では全てがキャッシュレスしたかというと、昔からある中華料理のお店とか、英語がロクに通じない床屋さんとかに行くと、現金でないと支払いできないお店も残っています。また、サンデーマーケットとかガレージセールに行けば、やっぱり現金がまだまだ幅を効かせています。あとは、単発のイベントの支払いとかもだいたいキャッシュですね。

あと、ちょっと素性のよくわからない日雇いの労働者の方に支払いをするときには、キャッシュで払うようにしています。以前、小切手を切って悪用されたことがあるので、それ以来現金で払うようにしています。
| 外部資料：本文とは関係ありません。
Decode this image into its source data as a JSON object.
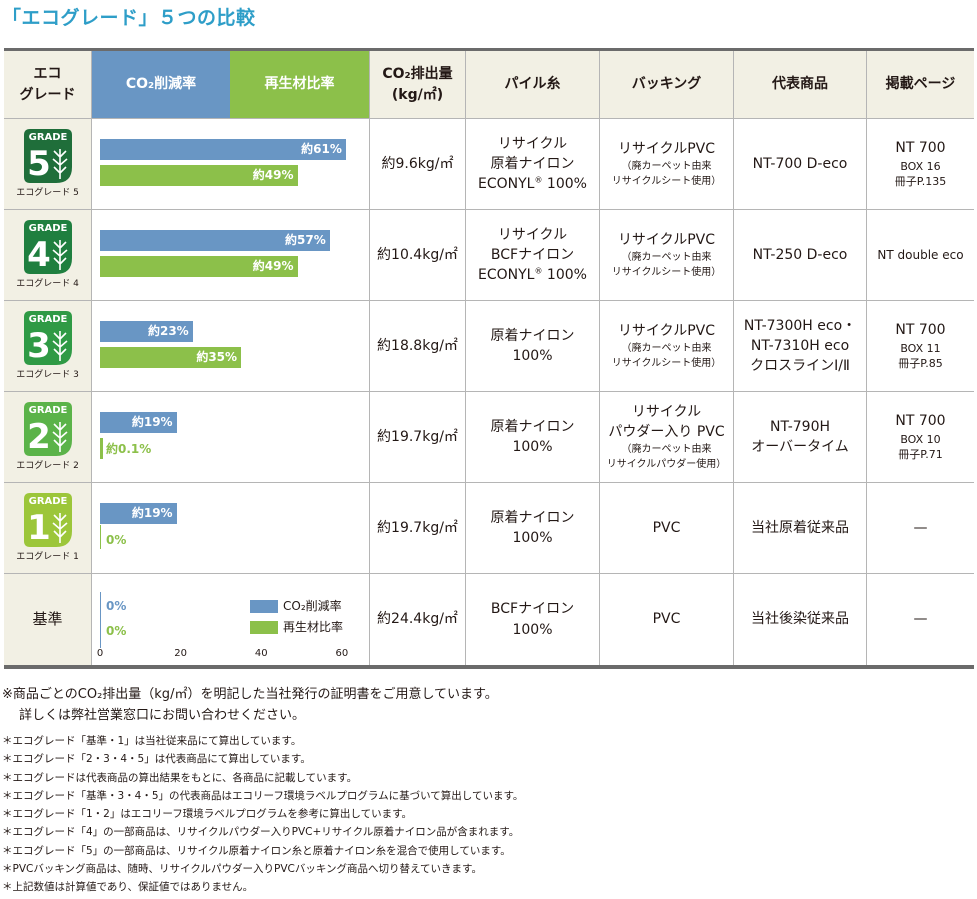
{
  "title": "「エコグレード」５つの比較",
  "header": {
    "eco_grade": "エコ\nグレード",
    "co2_reduction": "CO₂削減率",
    "recycled_ratio": "再生材比率",
    "co2_emission": "CO₂排出量\n(kg/㎡)",
    "pile_yarn": "パイル糸",
    "backing": "バッキング",
    "representative": "代表商品",
    "page": "掲載ページ"
  },
  "colors": {
    "co2": "#6996c4",
    "recycled": "#8cc04a",
    "title": "#2e9ec8",
    "header_bg": "#f2f0e4"
  },
  "rows": [
    {
      "grade_icon": "grade-5-leaf-icon",
      "grade_label": "エコグレード 5",
      "co2_label": "約61%",
      "rec_label": "約49%",
      "emission": "約9.6kg/㎡",
      "pile_lines": [
        "リサイクル",
        "原着ナイロン",
        "ECONYL® 100%"
      ],
      "backing_main": [
        "リサイクルPVC"
      ],
      "backing_sub": [
        "（廃カーペット由来",
        "リサイクルシート使用）"
      ],
      "product": [
        "NT-700 D-eco"
      ],
      "page_main": "NT 700",
      "page_sub": [
        "BOX 16",
        "冊子P.135"
      ]
    },
    {
      "grade_icon": "grade-4-leaf-icon",
      "grade_label": "エコグレード 4",
      "co2_label": "約57%",
      "rec_label": "約49%",
      "emission": "約10.4kg/㎡",
      "pile_lines": [
        "リサイクル",
        "BCFナイロン",
        "ECONYL® 100%"
      ],
      "backing_main": [
        "リサイクルPVC"
      ],
      "backing_sub": [
        "（廃カーペット由来",
        "リサイクルシート使用）"
      ],
      "product": [
        "NT-250 D-eco"
      ],
      "page_main": "",
      "page_sub": [
        "NT double eco"
      ]
    },
    {
      "grade_icon": "grade-3-leaf-icon",
      "grade_label": "エコグレード 3",
      "co2_label": "約23%",
      "rec_label": "約35%",
      "emission": "約18.8kg/㎡",
      "pile_lines": [
        "原着ナイロン",
        "100%"
      ],
      "backing_main": [
        "リサイクルPVC"
      ],
      "backing_sub": [
        "（廃カーペット由来",
        "リサイクルシート使用）"
      ],
      "product": [
        "NT-7300H eco・",
        "NT-7310H eco",
        "クロスラインⅠ/Ⅱ"
      ],
      "page_main": "NT 700",
      "page_sub": [
        "BOX 11",
        "冊子P.85"
      ]
    },
    {
      "grade_icon": "grade-2-leaf-icon",
      "grade_label": "エコグレード 2",
      "co2_label": "約19%",
      "rec_label": "約0.1%",
      "emission": "約19.7kg/㎡",
      "pile_lines": [
        "原着ナイロン",
        "100%"
      ],
      "backing_main": [
        "リサイクル",
        "パウダー入り PVC"
      ],
      "backing_sub": [
        "（廃カーペット由来",
        "リサイクルパウダー使用）"
      ],
      "product": [
        "NT-790H",
        "オーバータイム"
      ],
      "page_main": "NT 700",
      "page_sub": [
        "BOX 10",
        "冊子P.71"
      ]
    },
    {
      "grade_icon": "grade-1-leaf-icon",
      "grade_label": "エコグレード 1",
      "co2_label": "約19%",
      "rec_label": "0%",
      "emission": "約19.7kg/㎡",
      "pile_lines": [
        "原着ナイロン",
        "100%"
      ],
      "backing_main": [
        "PVC"
      ],
      "backing_sub": [],
      "product": [
        "当社原着従来品"
      ],
      "page_main": "—",
      "page_sub": []
    },
    {
      "grade_text": "基準",
      "co2_label": "0%",
      "rec_label": "0%",
      "emission": "約24.4kg/㎡",
      "pile_lines": [
        "BCFナイロン",
        "100%"
      ],
      "backing_main": [
        "PVC"
      ],
      "backing_sub": [],
      "product": [
        "当社後染従来品"
      ],
      "page_main": "—",
      "page_sub": []
    }
  ],
  "chart_data": {
    "type": "bar",
    "categories": [
      "エコグレード 5",
      "エコグレード 4",
      "エコグレード 3",
      "エコグレード 2",
      "エコグレード 1",
      "基準"
    ],
    "series": [
      {
        "name": "CO₂削減率",
        "values": [
          61,
          57,
          23,
          19,
          19,
          0
        ]
      },
      {
        "name": "再生材比率",
        "values": [
          49,
          49,
          35,
          0.1,
          0,
          0
        ]
      }
    ],
    "xlim": [
      0,
      65
    ],
    "ticks": [
      "0",
      "20",
      "40",
      "60"
    ],
    "legend": [
      "CO₂削減率",
      "再生材比率"
    ]
  },
  "notes": {
    "main": [
      "※商品ごとのCO₂排出量（kg/㎡）を明記した当社発行の証明書をご用意しています。",
      "詳しくは弊社営業窓口にお問い合わせください。"
    ],
    "small": [
      "＊エコグレード「基準・1」は当社従来品にて算出しています。",
      "＊エコグレード「2・3・4・5」は代表商品にて算出しています。",
      "＊エコグレードは代表商品の算出結果をもとに、各商品に記載しています。",
      "＊エコグレード「基準・3・4・5」の代表商品はエコリーフ環境ラベルプログラムに基づいて算出しています。",
      "＊エコグレード「1・2」はエコリーフ環境ラベルプログラムを参考に算出しています。",
      "＊エコグレード「4」の一部商品は、リサイクルパウダー入りPVC+リサイクル原着ナイロン品が含まれます。",
      "＊エコグレード「5」の一部商品は、リサイクル原着ナイロン糸と原着ナイロン糸を混合で使用しています。",
      "＊PVCバッキング商品は、随時、リサイクルパウダー入りPVCバッキング商品へ切り替えていきます。",
      "＊上記数値は計算値であり、保証値ではありません。"
    ]
  }
}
でも、そんなことは滅多にないので、普通の生活では全く必要ありません。

そんなわけでアメリカに出張や旅行に来る方は、次の4つをやっておけば準備万端です。

- クレジットカードを忘れずに持ってくる
- SIMフリーのスマホを用意する
- Uber とLyftのアプリをダウンロードし、クレジットカードを登録してお
- Apple Payにクレジットカードを登録しておく

Uber とLyftのアプリが使える状況にしておくと、移動にキャッシュが要らない上に、行き先を告げる必要さえもないので本当に便利です。

以上、2019年4月時点に置ける、アメリカのキャッシュレス事情をお送りしました。質問者の方の参考になれば幸いです。